Design Regina’s consultation reveals heritage building bitterness
by Vanda Schmöckel
I attended Design Regina’s Cultural Plan consultation on April 23, but I have no idea what it’ll mean.
Presented by Greg Baeker of Millier Dickinson Blais — a Toronto consulting firm that typically deals with economic development — there was a brief presentation at the beginning of the evening, which went over several points to do with Regina’s cultural activity and productivity. This included the observation that Regina’s cultural industries have apparently been lagging behind provincial and national levels in recent years.
Following this presentation, attendees were invited to gather in different areas to discuss a variety of topics. There were moderated discussions to “increase the awareness of cultural resources for residents and tourists,” “respond to the cultural aspirations of an increasingly diverse community,” “address cultural needs at the neigbourhood level,” “build a beautiful and culturally vibrant downtown,” and “strengthen and expand festivals.”
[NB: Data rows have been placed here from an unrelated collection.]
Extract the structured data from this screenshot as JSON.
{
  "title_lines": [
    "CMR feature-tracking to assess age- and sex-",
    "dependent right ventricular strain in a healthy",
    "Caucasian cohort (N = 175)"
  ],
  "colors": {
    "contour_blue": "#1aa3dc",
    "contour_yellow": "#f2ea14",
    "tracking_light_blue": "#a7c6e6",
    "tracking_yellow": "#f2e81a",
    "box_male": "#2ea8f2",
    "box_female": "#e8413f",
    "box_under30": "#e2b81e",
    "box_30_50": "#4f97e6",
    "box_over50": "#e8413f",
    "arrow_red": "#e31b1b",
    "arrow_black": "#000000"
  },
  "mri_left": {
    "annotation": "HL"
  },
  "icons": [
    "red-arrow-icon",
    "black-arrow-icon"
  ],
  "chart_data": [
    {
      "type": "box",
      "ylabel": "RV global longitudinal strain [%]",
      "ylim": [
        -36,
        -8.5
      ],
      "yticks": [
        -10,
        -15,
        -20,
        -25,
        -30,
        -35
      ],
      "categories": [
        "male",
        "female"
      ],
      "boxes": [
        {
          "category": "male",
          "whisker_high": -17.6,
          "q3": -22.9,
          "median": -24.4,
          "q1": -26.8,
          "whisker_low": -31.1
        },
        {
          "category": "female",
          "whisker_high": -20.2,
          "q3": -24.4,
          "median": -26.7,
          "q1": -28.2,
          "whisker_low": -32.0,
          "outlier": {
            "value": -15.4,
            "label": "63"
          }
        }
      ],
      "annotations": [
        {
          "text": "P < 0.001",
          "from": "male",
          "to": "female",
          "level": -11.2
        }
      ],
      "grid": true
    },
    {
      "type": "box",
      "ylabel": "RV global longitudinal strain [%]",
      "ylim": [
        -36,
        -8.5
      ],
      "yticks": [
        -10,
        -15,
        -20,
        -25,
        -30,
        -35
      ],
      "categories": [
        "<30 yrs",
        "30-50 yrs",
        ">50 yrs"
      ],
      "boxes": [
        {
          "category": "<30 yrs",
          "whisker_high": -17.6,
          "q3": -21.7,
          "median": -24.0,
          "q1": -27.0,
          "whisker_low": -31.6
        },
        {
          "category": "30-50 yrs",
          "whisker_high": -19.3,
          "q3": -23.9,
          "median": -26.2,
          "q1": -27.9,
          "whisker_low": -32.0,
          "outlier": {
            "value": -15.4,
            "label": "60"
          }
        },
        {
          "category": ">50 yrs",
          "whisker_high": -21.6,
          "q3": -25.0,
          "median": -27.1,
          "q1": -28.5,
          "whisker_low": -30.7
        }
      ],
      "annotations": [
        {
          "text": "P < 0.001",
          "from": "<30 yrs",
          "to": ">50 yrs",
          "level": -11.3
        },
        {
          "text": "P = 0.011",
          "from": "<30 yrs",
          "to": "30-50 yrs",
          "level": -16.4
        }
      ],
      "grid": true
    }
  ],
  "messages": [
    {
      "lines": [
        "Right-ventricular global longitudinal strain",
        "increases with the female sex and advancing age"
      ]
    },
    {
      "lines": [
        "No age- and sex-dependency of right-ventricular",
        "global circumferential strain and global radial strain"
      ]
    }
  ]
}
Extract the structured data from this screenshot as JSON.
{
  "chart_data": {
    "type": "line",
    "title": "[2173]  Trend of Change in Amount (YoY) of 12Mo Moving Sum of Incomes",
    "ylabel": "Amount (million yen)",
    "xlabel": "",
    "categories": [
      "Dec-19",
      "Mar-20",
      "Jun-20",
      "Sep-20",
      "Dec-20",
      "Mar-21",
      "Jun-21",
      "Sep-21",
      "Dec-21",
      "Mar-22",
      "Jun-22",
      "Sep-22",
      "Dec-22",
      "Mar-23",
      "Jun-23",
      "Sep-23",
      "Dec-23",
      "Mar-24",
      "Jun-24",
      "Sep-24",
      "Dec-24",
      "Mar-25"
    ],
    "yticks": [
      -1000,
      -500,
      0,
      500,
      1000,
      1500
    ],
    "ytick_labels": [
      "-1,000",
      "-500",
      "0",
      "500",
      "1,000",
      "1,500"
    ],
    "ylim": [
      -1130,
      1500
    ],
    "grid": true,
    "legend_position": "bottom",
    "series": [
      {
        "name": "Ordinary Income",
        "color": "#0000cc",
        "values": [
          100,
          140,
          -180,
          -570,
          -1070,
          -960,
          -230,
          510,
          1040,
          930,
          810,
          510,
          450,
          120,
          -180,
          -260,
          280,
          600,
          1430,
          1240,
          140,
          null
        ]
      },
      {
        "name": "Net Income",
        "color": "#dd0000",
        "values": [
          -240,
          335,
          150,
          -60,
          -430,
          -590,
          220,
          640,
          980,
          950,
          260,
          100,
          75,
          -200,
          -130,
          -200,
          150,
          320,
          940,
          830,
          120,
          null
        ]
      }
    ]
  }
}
I sat in on the “build a beautiful and culturally vibrant downtown” meeting because I couldn’t be everywhere at once and it seemed to have attracted the biggest crowd. There was much discussion around preserving heritage architecture, and what a sorry job the city has made of that. There was also talk about how to incorporate new and old architecture in the developing city.
It struck me that this should be the kind of thing discussed at city planning meetings, and I wondered if it ever was.
After these individual discussions, the moderators prioritized the recommendations, brought the meetings to a close, and everyone wandered off into the latest late-spring blizzard.
The feedback from that night will be compiled and studied, and Design Regina’s recommendations should be up on its website, www.designregina.ca, by July or August.